Time works changes, brings into existence new conditions and purposes. Therefore a principle to be vital must be capable of wider application than the mischief which gave it birth. This is peculiarly true of constitutions. They are not ephemeral enactments, designed to meet passing occasions. They are, to use the words of Chief Justice Marshall, ``designed to approach immortality as nearly as human institutions can approach it.'' The future is their care and provision for events of good and bad tendencies of which no prophecy can be made. In the application of a constitution, therefore, our contemplation cannot be only of what has been but of what may be. Under any other rule a constitution would indeed be as easy of application as it would be deficient in efficacy and power. Its general principles would have little value and be converted by precedent into impotent and lifeless formulas. Rights declared in words might be lost in reality.

The simple fact is that the Founding Fathers, endowed with an unparalleled genius for statecraft, wrote our fundamental law in 6,000 words, general in nature and replete with ambiguities, requiring judicial interpretation.

This the framers did to endow this greatest of political documents with an innate capacity for growth and adaptation to enable the Constitution to meet new needs and unforeseen contingencies.

The Constitution, as Justice McKenna and many other judges have pointed out, was, in Marshall's words, ``designed to approach immortality as nearly as human institutions can approach it.''

The grand design of the Constitution is frustrated by reading it literally as a code or statute.

The Constitution is a state document of inspiration. It is our legend and hope, the union of our minds and spirit.

It is our defense and our protector, our teacher and our lodestar in the quest for liberty and equality.

In a profound sense, simplistic invocation of the Founding Father's intention does injustice to their vision and grand design in framing our fundamental law.

On the ``original intent'' issue, it would appear that Mr. Meese, with all respect, is on a bad wicket.

The attorney general's other criticism of the court's constitutional philosophy, the so-called ``incorporation'' doctrine, is equally untenable.

All present members of the Burger court -- like the justices of the Warren court -- agree that the 14th Amendment makes the fundamental guarantees of the Bill of Rights (originally designed to protect only against abridgment by Congress) obligatory on the states.

This derives from the plain language of the amendment, which reflects the intention of its framers: ``. . . No state shall make or enforce any law which shall abridge the privileges or immunities of citizens of the United States; nor shall any state deprive any person of life, liberty, or property, without due process of law; nor deny to any person within its jurisdiction the equal protection of the laws.''

Surely, the basic safeguards of the Bill of Rights are fundamental liberties of Americans. Denial of any of them by states is plainly a denial of due process of law, prohibited by the 14th Amendment.

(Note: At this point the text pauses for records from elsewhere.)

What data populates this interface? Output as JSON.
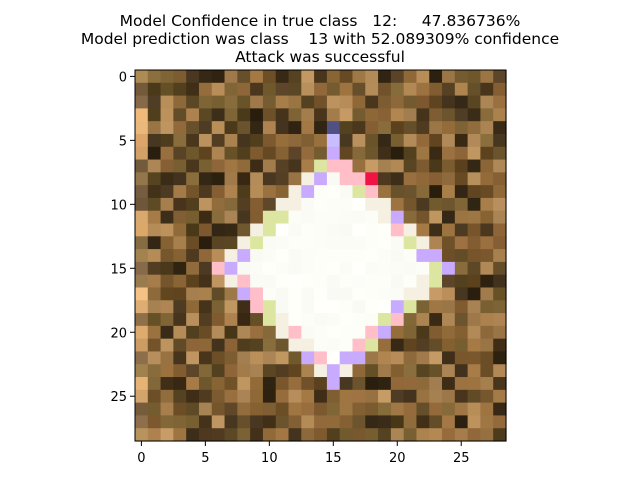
{
  "title": {
    "line1": "Model Confidence in true class   12:     47.836736%",
    "line2": "Model prediction was class    13 with 52.089309% confidence",
    "line3": "Attack was successful"
  },
  "image": {
    "description_grid_size": 29,
    "subject": "adversarial traffic sign image (white diamond sign on brown background)",
    "colors": {
      "sign": "#fffdf6",
      "background_dark": "#3a2a10",
      "background_mid": "#8a6a3a",
      "background_light": "#b58a55",
      "accent_pink": "#ff5070",
      "accent_purple": "#c0a0ff"
    }
  },
  "axes": {
    "x_ticks": [
      "0",
      "5",
      "10",
      "15",
      "20",
      "25"
    ],
    "y_ticks": [
      "0",
      "5",
      "10",
      "15",
      "20",
      "25"
    ]
  }
}
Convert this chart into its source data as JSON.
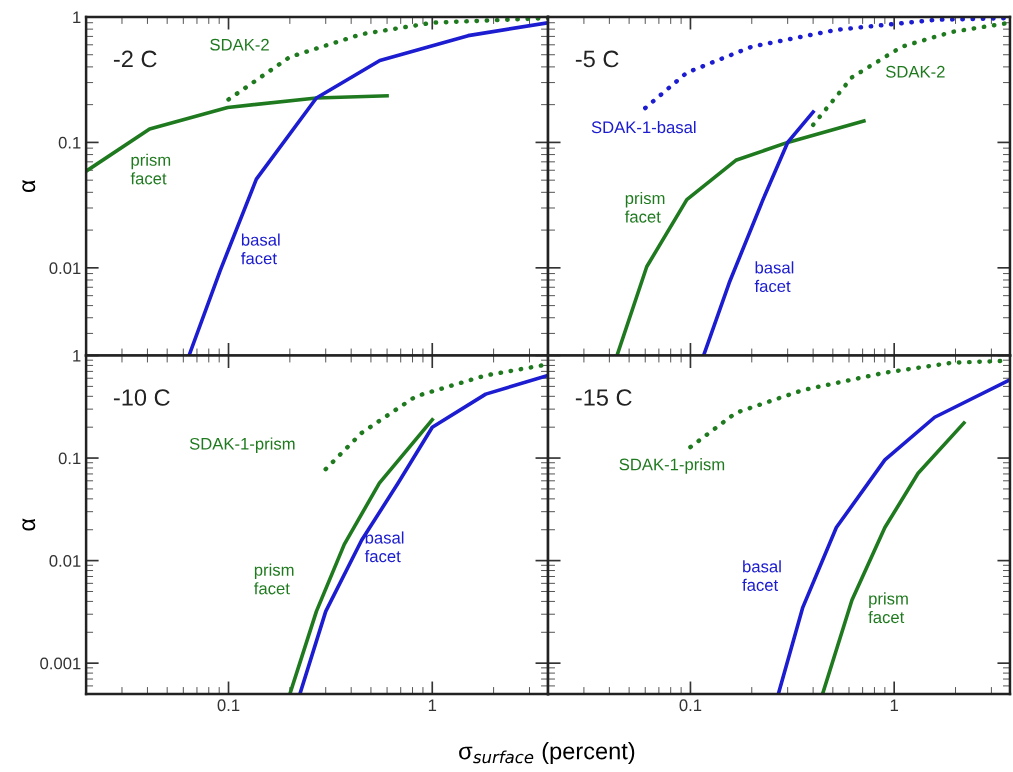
{
  "chart_data": [
    {
      "type": "line",
      "title": "-2 C",
      "ylabel": "α",
      "log": "xy",
      "xlim": [
        0.02,
        3.7
      ],
      "ylim": [
        0.002,
        1
      ],
      "xticks": [
        0.1,
        1
      ],
      "yticks": [
        1,
        0.1,
        0.01
      ],
      "tick_labels": "y",
      "grid": false,
      "legend": false,
      "series": [
        {
          "name": "prism\nfacet",
          "color": "#1f7a1f",
          "line_style": "solid",
          "x": [
            0.02,
            0.041,
            0.099,
            0.27,
            0.6
          ],
          "values": [
            0.059,
            0.128,
            0.19,
            0.226,
            0.235
          ]
        },
        {
          "name": "basal\nfacet",
          "color": "#1c1cd0",
          "line_style": "solid",
          "x": [
            0.064,
            0.091,
            0.137,
            0.27,
            0.553,
            1.5,
            3.7
          ],
          "values": [
            0.002,
            0.0095,
            0.051,
            0.226,
            0.45,
            0.71,
            0.9
          ]
        },
        {
          "name": "SDAK-2",
          "color": "#1f7a1f",
          "line_style": "dotted",
          "x": [
            0.1,
            0.2,
            0.45,
            1.0,
            3.7
          ],
          "values": [
            0.22,
            0.48,
            0.73,
            0.9,
            0.98
          ]
        }
      ]
    },
    {
      "type": "line",
      "title": "-5 C",
      "log": "xy",
      "xlim": [
        0.02,
        3.7
      ],
      "ylim": [
        0.002,
        1
      ],
      "xticks": [
        0.1,
        1
      ],
      "yticks": [
        1,
        0.1,
        0.01
      ],
      "tick_labels": false,
      "grid": false,
      "legend": false,
      "series": [
        {
          "name": "SDAK-1-basal",
          "color": "#1c1cd0",
          "line_style": "dotted",
          "x": [
            0.06,
            0.096,
            0.2,
            0.52,
            1.6,
            3.7
          ],
          "values": [
            0.188,
            0.36,
            0.58,
            0.79,
            0.95,
            0.98
          ]
        },
        {
          "name": "SDAK-2",
          "color": "#1f7a1f",
          "line_style": "dotted",
          "x": [
            0.4,
            0.62,
            1.09,
            1.92,
            3.7
          ],
          "values": [
            0.138,
            0.33,
            0.58,
            0.76,
            0.9
          ]
        },
        {
          "name": "prism\nfacet",
          "color": "#1f7a1f",
          "line_style": "solid",
          "x": [
            0.0436,
            0.061,
            0.096,
            0.167,
            0.3,
            0.71
          ],
          "values": [
            0.002,
            0.0102,
            0.035,
            0.072,
            0.1,
            0.148
          ]
        },
        {
          "name": "basal\nfacet",
          "color": "#1c1cd0",
          "line_style": "solid",
          "x": [
            0.116,
            0.155,
            0.227,
            0.3,
            0.4
          ],
          "values": [
            0.002,
            0.0076,
            0.035,
            0.1,
            0.175
          ]
        }
      ]
    },
    {
      "type": "line",
      "title": "-10 C",
      "ylabel": "α",
      "xlabel": "σ$_{surface}$ (percent)",
      "log": "xy",
      "xlim": [
        0.02,
        3.7
      ],
      "ylim": [
        0.0005,
        1
      ],
      "xticks": [
        0.1,
        1
      ],
      "yticks": [
        1,
        0.1,
        0.01,
        0.001
      ],
      "grid": false,
      "legend": false,
      "series": [
        {
          "name": "SDAK-1-prism",
          "color": "#1f7a1f",
          "line_style": "dotted",
          "x": [
            0.3,
            0.45,
            0.83,
            1.83,
            3.7
          ],
          "values": [
            0.078,
            0.176,
            0.4,
            0.64,
            0.82
          ]
        },
        {
          "name": "prism\nfacet",
          "color": "#1f7a1f",
          "line_style": "solid",
          "x": [
            0.2,
            0.27,
            0.37,
            0.55,
            1.0
          ],
          "values": [
            0.0005,
            0.0032,
            0.0144,
            0.057,
            0.236
          ]
        },
        {
          "name": "basal\nfacet",
          "color": "#1c1cd0",
          "line_style": "solid",
          "x": [
            0.224,
            0.3,
            0.45,
            0.68,
            1.0,
            1.83,
            3.7
          ],
          "values": [
            0.0005,
            0.0032,
            0.0158,
            0.057,
            0.2,
            0.42,
            0.64
          ]
        }
      ]
    },
    {
      "type": "line",
      "title": "-15 C",
      "log": "xy",
      "xlim": [
        0.02,
        3.7
      ],
      "ylim": [
        0.0005,
        1
      ],
      "xticks": [
        0.1,
        1
      ],
      "yticks": [
        1,
        0.1,
        0.01,
        0.001
      ],
      "tick_labels": "x",
      "grid": false,
      "legend": false,
      "series": [
        {
          "name": "SDAK-1-prism",
          "color": "#1f7a1f",
          "line_style": "dotted",
          "x": [
            0.1,
            0.167,
            0.356,
            0.9,
            1.92,
            3.7
          ],
          "values": [
            0.128,
            0.276,
            0.46,
            0.68,
            0.85,
            0.89
          ]
        },
        {
          "name": "basal\nfacet",
          "color": "#1c1cd0",
          "line_style": "solid",
          "x": [
            0.27,
            0.356,
            0.52,
            0.9,
            1.58,
            3.7
          ],
          "values": [
            0.0005,
            0.0035,
            0.021,
            0.096,
            0.25,
            0.58
          ]
        },
        {
          "name": "prism\nfacet",
          "color": "#1f7a1f",
          "line_style": "solid",
          "x": [
            0.445,
            0.62,
            0.9,
            1.31,
            2.2
          ],
          "values": [
            0.0005,
            0.0041,
            0.021,
            0.071,
            0.22
          ]
        }
      ]
    }
  ]
}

The attorney general is also on a bad wicket in arguing to the contrary.

Mr. Meese, however, is not engaging in an abstract, philosophical constitutional debate. He is insisting that it is time to rein in libertarian interpretations of the Constitution. Simply put, he wants ``conservative'' judges who share his views about abortion, school prayer, civil rights, and the like. He believes that federal judges have been ``too liberal'' or ``too activist,'' whatever these terms may mean.

Therefore, both President Reagan and the attorney general are seeking to appoint ``conservative'' judges, in the belief that they will practice ``judicial restraint'' and renounce ``activism.''

I do not share their viewpoint, but I do not find it surprising or unusual that a president and an attorney general should seek to appoint judges who are philosophically at one with them. This is common to almost every previous president.

But history teaches that Reagan and Meese are in for a surprise.

Arthur J. Goldberg is a former justice of the US Supreme Court.